The sunk cost effect: Why people stick with questionable investments
From the outside, it often seems incomprehensible: Why do people stick with projects that obviously don’t benefit them or even harm them? The answer often lies not in a lack of intelligence or information, but in a psychological phenomenon: the sunk cost effect.
What is behind this effect?
The “sunk cost effect” describes the tendency to continue pursuing decisions that have already been made because time, money or energy has already been invested – even if it would make more sense objectively to pull out. These costs are no longer recoverable, i.e. they are ‘sunk’, but the emotional weight of the investment prevents many from drawing a line under it.
Particularly pronounced in the context of MLM and crypto projects
This error in thinking often occurs in areas where high hopes are linked to financial or idealistic promises. These include multi-level marketing (MLM) models and crypto investments that promise passive income or technological breakthroughs.
Former participants in projects such as Lyoness, Lyconet, myWorld, @Media, Safir, Zeniq, XPro, VOO, GSPartners, Apertum and DAO1 also report significant investments in licence packages, tokens or distribution structures. The promised returns failed to materialise for months or years. Nevertheless, many stuck with their investments, thinking: ‘I’ve already put so much into it, it can’t be for nothing now.’
A dangerous fallacy
It is precisely this thinking that often leads to further losses. From an economic point of view, only future opportunities and risks should play a role – not what has already been lost.

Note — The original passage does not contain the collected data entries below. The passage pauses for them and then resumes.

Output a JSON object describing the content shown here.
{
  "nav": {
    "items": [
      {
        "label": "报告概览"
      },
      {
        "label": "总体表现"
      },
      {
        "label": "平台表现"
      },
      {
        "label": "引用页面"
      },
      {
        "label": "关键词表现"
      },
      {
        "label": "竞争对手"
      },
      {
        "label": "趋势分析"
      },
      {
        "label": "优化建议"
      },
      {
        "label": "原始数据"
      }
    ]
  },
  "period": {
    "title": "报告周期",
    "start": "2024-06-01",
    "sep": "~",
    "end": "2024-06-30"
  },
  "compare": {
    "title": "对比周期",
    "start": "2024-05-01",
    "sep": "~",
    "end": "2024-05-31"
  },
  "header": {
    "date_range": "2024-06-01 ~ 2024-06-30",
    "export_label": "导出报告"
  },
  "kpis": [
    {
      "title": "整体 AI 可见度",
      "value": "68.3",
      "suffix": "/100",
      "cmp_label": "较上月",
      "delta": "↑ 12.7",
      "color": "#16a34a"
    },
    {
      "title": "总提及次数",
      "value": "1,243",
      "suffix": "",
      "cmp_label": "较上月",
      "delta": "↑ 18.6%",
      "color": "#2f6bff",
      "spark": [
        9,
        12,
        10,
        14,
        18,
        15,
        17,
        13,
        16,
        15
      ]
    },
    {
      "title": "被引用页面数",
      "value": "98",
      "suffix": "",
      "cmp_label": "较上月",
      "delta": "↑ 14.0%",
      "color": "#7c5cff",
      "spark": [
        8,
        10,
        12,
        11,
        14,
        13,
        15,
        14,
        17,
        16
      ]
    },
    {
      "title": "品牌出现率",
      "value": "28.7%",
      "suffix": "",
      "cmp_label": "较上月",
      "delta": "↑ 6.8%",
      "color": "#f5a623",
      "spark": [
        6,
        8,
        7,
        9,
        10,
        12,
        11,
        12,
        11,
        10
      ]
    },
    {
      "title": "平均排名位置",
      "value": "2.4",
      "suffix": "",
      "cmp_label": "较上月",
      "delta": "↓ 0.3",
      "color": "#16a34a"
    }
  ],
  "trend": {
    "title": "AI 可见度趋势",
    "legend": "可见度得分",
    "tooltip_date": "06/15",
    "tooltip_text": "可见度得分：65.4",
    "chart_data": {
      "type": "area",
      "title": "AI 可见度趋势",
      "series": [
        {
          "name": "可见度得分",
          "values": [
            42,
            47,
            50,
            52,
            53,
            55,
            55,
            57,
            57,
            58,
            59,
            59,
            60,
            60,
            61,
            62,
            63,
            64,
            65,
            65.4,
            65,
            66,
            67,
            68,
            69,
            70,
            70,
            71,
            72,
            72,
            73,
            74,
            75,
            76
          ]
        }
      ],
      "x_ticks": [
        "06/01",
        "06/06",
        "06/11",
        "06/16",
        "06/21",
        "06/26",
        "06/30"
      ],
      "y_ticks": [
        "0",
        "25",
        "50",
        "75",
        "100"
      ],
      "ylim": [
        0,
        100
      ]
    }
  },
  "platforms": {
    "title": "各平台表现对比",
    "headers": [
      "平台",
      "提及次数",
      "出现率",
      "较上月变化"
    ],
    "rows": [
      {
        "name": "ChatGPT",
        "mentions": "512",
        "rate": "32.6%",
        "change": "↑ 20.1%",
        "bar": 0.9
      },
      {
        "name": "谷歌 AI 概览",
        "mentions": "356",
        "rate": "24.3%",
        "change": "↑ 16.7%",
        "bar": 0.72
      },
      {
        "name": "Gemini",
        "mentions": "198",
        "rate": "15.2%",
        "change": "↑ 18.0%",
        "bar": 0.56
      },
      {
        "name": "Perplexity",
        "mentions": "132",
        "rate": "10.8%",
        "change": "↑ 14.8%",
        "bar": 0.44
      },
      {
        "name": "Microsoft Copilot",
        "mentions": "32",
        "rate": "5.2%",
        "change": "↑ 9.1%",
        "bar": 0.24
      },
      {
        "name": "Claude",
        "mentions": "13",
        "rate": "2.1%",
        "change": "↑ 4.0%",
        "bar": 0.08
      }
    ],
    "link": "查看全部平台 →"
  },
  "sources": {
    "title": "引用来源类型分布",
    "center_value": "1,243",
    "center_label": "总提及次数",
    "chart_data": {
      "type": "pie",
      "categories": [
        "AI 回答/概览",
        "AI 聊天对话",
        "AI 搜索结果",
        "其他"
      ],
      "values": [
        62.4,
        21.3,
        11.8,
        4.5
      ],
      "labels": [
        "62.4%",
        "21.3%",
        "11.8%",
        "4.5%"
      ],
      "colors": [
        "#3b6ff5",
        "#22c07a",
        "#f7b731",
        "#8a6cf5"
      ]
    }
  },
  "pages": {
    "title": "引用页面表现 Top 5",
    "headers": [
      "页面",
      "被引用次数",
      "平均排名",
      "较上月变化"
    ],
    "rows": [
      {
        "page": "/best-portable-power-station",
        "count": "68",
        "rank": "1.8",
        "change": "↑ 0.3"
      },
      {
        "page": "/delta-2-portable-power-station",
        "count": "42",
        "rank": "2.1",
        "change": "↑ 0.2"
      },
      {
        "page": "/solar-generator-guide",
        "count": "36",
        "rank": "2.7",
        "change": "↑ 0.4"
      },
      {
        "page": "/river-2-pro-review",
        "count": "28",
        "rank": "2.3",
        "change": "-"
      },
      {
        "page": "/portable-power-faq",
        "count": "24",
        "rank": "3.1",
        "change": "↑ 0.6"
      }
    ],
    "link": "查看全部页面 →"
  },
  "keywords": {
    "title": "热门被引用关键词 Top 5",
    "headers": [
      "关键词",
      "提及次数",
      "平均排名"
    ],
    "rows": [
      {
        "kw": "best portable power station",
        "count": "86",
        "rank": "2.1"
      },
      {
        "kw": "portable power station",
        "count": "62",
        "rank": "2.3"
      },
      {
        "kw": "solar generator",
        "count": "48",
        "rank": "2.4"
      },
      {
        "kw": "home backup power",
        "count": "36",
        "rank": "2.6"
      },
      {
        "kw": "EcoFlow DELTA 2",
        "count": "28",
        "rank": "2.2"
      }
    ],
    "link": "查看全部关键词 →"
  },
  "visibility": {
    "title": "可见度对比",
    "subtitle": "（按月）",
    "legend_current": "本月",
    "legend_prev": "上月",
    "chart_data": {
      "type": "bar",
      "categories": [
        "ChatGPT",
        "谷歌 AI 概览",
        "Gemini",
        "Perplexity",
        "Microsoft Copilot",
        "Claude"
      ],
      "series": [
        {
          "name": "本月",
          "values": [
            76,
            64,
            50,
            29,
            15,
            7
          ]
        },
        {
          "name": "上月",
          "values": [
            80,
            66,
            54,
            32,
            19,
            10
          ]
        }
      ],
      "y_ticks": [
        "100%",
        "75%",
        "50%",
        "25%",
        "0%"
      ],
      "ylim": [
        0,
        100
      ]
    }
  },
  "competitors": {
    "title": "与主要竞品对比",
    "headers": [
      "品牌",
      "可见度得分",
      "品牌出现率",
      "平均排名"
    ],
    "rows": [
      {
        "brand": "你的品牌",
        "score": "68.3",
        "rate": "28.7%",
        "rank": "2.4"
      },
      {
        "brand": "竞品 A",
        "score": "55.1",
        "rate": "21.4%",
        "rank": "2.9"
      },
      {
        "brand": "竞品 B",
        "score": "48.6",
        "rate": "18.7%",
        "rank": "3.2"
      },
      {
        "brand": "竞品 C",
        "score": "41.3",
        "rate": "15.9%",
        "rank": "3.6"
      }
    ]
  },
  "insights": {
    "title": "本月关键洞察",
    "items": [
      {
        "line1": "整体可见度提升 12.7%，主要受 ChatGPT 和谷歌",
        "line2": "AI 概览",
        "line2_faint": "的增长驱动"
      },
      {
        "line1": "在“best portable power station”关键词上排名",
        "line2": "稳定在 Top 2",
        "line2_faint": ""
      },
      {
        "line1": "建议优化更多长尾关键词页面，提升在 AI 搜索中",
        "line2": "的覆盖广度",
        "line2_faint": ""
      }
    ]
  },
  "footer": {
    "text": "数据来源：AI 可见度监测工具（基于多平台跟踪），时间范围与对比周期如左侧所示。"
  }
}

A call for self-reflection
Anyone who has invested in a project that is not working as promised, whether in cryptocurrencies, MLM or other structures, should ask themselves the following questions:
• Would I get involved again today, with the knowledge I have now?
• Or am I only sticking with it because I have already invested?
These considerations require courage. But they can help you make future decisions more freely and clearly.
Conclusion
The sunk cost effect is human, but also dangerous. Recognising it can free you from psychological traps and help you make more rational, self-determined decisions – in everyday life as well as in financial investments.